BERKELEY – After many years of disuse, the Manitou Park schoolhouse might get new life breathed into it after the township receives a grant for restoring it.
The one-room schoolhouse on Third Avenue in the center of the neighborhood wouldn’t become a school again. Those days have passed. It would be a community center, something residents have wanted for years.
The township is going to be receiving a Manitou Park Schoolhouse Historic Preservation Grant in the amount of $656,000.
Business Administrator John Camera said it is a 50/50 matching grant, and that Berkeley will make their portion of it from sale of property.
Councilwoman Judith Noonan, whose ward includes Manitou, said that work could even start in the spring. She emphasized that it will be renovated, not torn down. The goal is for it to be a meeting place for the community.
“We’ve been actively pursuing this for a number of years,” Mayor Carmen Amato said, noting that the sale of lots will go to Homes For All. This organization has been building the larger homes in the area.
During the Township Council’s re-organization meeting last month, they appointed Mills & Schnoering for Architectural Services for Manitou Park Schoolhouse Project and Authorizing Receipt of Proposals for General Architectural Services.
Currently, the property has basketball courts, a picnic area, and restroom facilities (that are not attached to the building). The outside of the property has been used by residents, particularly by youth groups that would culminate in a big summer barbecue.
The schoolhouse has a storied past, built in 1929 during segregation. Old clippings of news articles speak of Ku Klux Klan rallies in the area. Its construction caused a great deal of controversy, and was reported in New York, Philadelphia, and even Chicago newspapers.
According to the historic register, it was constructed by a company called the Asbestos Building Company, which is one of the reasons that township officials said they wanted to make sure the renovation was done right.
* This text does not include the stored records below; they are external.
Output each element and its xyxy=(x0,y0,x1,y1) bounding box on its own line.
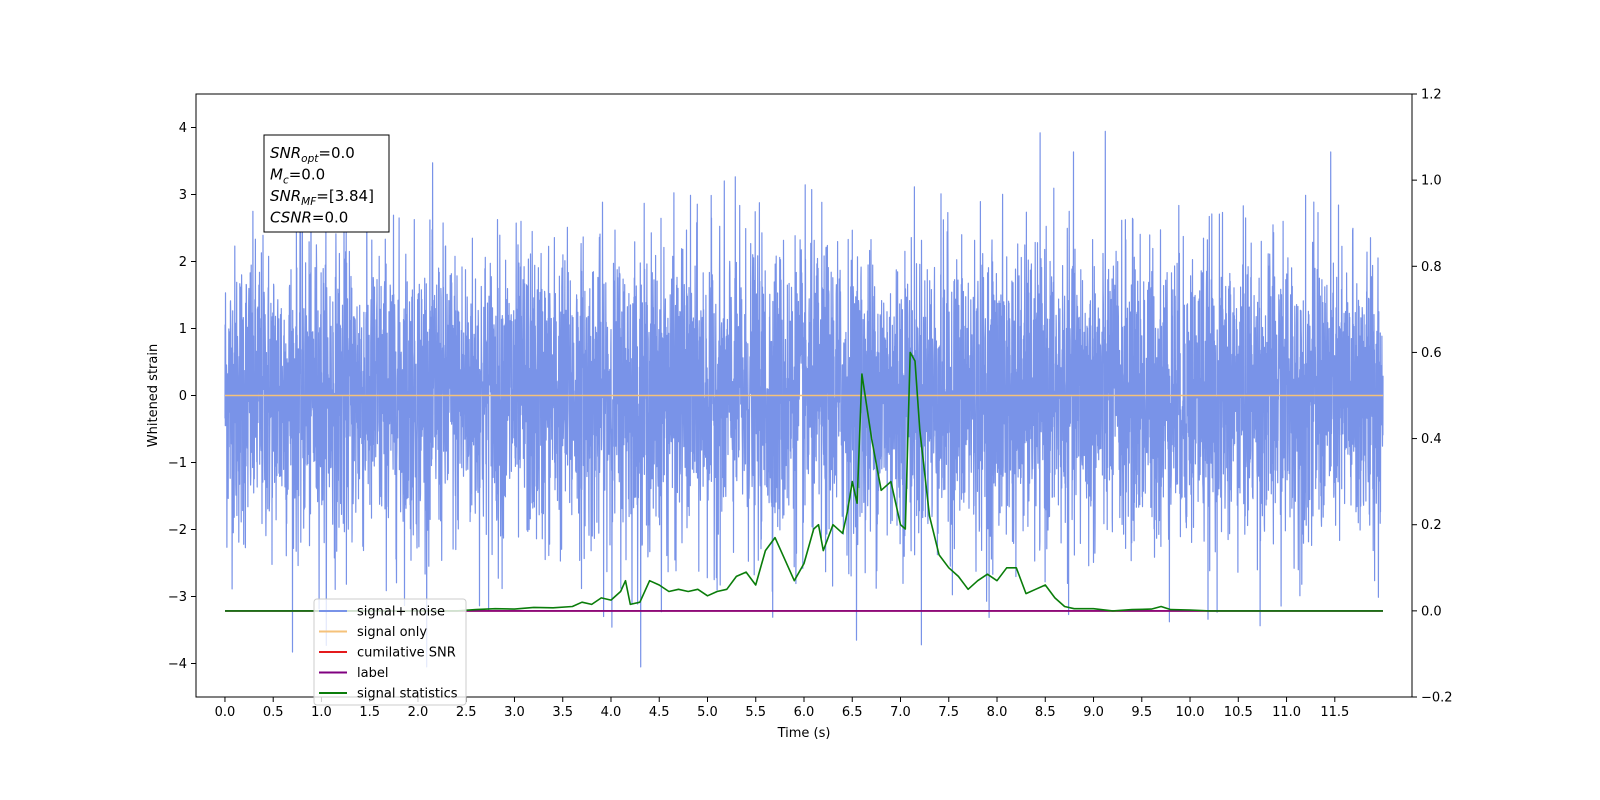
y2-tick-label: 0.0 xyxy=(1421,604,1442,619)
y-tick-label: −3 xyxy=(168,590,187,605)
annotation-line: SNRopt=0.0 xyxy=(270,144,355,165)
annotation-line: SNRMF=[3.84] xyxy=(270,187,374,208)
annotation-frame xyxy=(263,134,390,233)
y-tick-label: 4 xyxy=(179,121,187,136)
annotation-line: CSNR=0.0 xyxy=(270,209,348,227)
annotation-subscript: opt xyxy=(301,153,319,165)
y2-tick-label: 1.0 xyxy=(1421,174,1442,189)
x-tick-label: 10.0 xyxy=(1176,705,1205,720)
legend-entry: cumilative SNR xyxy=(357,646,456,661)
annotation-value: =0.0 xyxy=(318,144,354,162)
x-tick-label: 1.5 xyxy=(359,705,380,720)
y2-tick-label: 0.2 xyxy=(1421,518,1442,533)
y-tick-label: 0 xyxy=(179,389,187,404)
y-tick-label: −1 xyxy=(168,456,187,471)
annotation-symbol: M xyxy=(270,166,283,184)
legend-entry: label xyxy=(357,666,388,681)
annotation-subscript: c xyxy=(283,175,289,187)
annotation-symbol: SNR xyxy=(270,144,301,162)
y2-tick-label: 0.8 xyxy=(1421,260,1442,275)
x-tick-label: 2.0 xyxy=(408,705,429,720)
y2-tick-label: 0.4 xyxy=(1421,432,1442,447)
y-tick-label: −4 xyxy=(168,657,187,672)
annotation-value: =[3.84] xyxy=(316,187,374,205)
annotation-symbol: SNR xyxy=(270,187,301,205)
annotation-value: =0.0 xyxy=(289,166,325,184)
annotation-line: Mc=0.0 xyxy=(270,166,325,187)
x-tick-label: 11.5 xyxy=(1320,705,1349,720)
x-tick-label: 0.5 xyxy=(263,705,284,720)
y-tick-label: 3 xyxy=(179,188,187,203)
x-tick-label: 8.0 xyxy=(987,705,1008,720)
x-tick-label: 5.0 xyxy=(697,705,718,720)
x-tick-label: 0.0 xyxy=(215,705,236,720)
legend-entry: signal+ noise xyxy=(357,605,445,620)
x-tick-label: 8.5 xyxy=(1035,705,1056,720)
y-tick-label: 2 xyxy=(179,255,187,270)
x-tick-label: 9.0 xyxy=(1083,705,1104,720)
series-line-0 xyxy=(224,130,1384,668)
legend: signal+ noise signal only cumilative SNR la… xyxy=(313,598,467,706)
x-tick-label: 6.0 xyxy=(794,705,815,720)
x-tick-label: 7.0 xyxy=(890,705,911,720)
x-tick-label: 4.5 xyxy=(649,705,670,720)
x-tick-label: 5.5 xyxy=(745,705,766,720)
x-tick-label: 6.5 xyxy=(842,705,863,720)
x-tick-label: 7.5 xyxy=(938,705,959,720)
y2-tick-label: −0.2 xyxy=(1421,691,1453,706)
y2-tick-label: 1.2 xyxy=(1421,88,1442,103)
legend-entry: signal statistics xyxy=(357,687,458,702)
x-tick-label: 3.0 xyxy=(504,705,525,720)
x-axis-label: Time (s) xyxy=(777,726,831,741)
legend-entry: signal only xyxy=(357,625,427,640)
x-tick-label: 2.5 xyxy=(456,705,477,720)
legend-frame xyxy=(313,598,467,706)
x-tick-label: 9.5 xyxy=(1131,705,1152,720)
annotation-subscript: MF xyxy=(301,196,317,208)
x-tick-label: 4.0 xyxy=(601,705,622,720)
y-axis-label: Whitened strain xyxy=(146,344,161,447)
x-tick-label: 10.5 xyxy=(1224,705,1253,720)
x-tick-label: 1.0 xyxy=(311,705,332,720)
x-tick-label: 3.5 xyxy=(552,705,573,720)
y-tick-label: −2 xyxy=(168,523,187,538)
y2-tick-label: 0.6 xyxy=(1421,346,1442,361)
x-tick-label: 11.0 xyxy=(1272,705,1301,720)
series-line-4 xyxy=(225,351,1383,612)
annotation-symbol: CSNR xyxy=(270,209,312,227)
annotation-value: =0.0 xyxy=(312,209,348,227)
y-tick-label: 1 xyxy=(179,322,187,337)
The children of this historically black section of Berkeley were attending Toms River schools. The school board thought that the children would do better going to a school of their own, with a teacher of their own race, according to Sarah Gamble. She told her story to the Ocean County Observer more than a decade ago. She passed away in 2011. She had attended the school, and later taught there.
The school board rented a facility on Center Street in South Toms River and hired a teacher, Gamble said.
Parents refused to send their children to the substandard school with inferior education, she said. They were out of school for a year before the school board gave in and built the Manitou Park School House. The entire school was prefabricated and shipped to the site on the railroad that used to run through town. It later expanded to three rooms.
The building had been vacant from 1959 to 1964. It was purchased by the township and Ocean Inc. ran programs out of it from 1964 to 1996 under the name: the Central Community Development Center. Workers would set homeless people up with apartments and distribute food and clothing to the needy.
In 2001, the town was awarded a $28,898 Garden State Historic Preservation Trust Fund Historic Site Management Grant to help “fund a preservation plan to report on historical information concerning the school and neighborhood as well as a building conditions assessment, engineering report, materials conservation report, and proposals for barrier-free accessibility,” according to a state website. “The one-room vernacular schoolhouse was built in 1929 to serve the largest African-American community in Ocean County outside of Lakewood. It is the only public building in Manitou Park with historic ties to the early 20th century black community settlement in Berkeley Township.”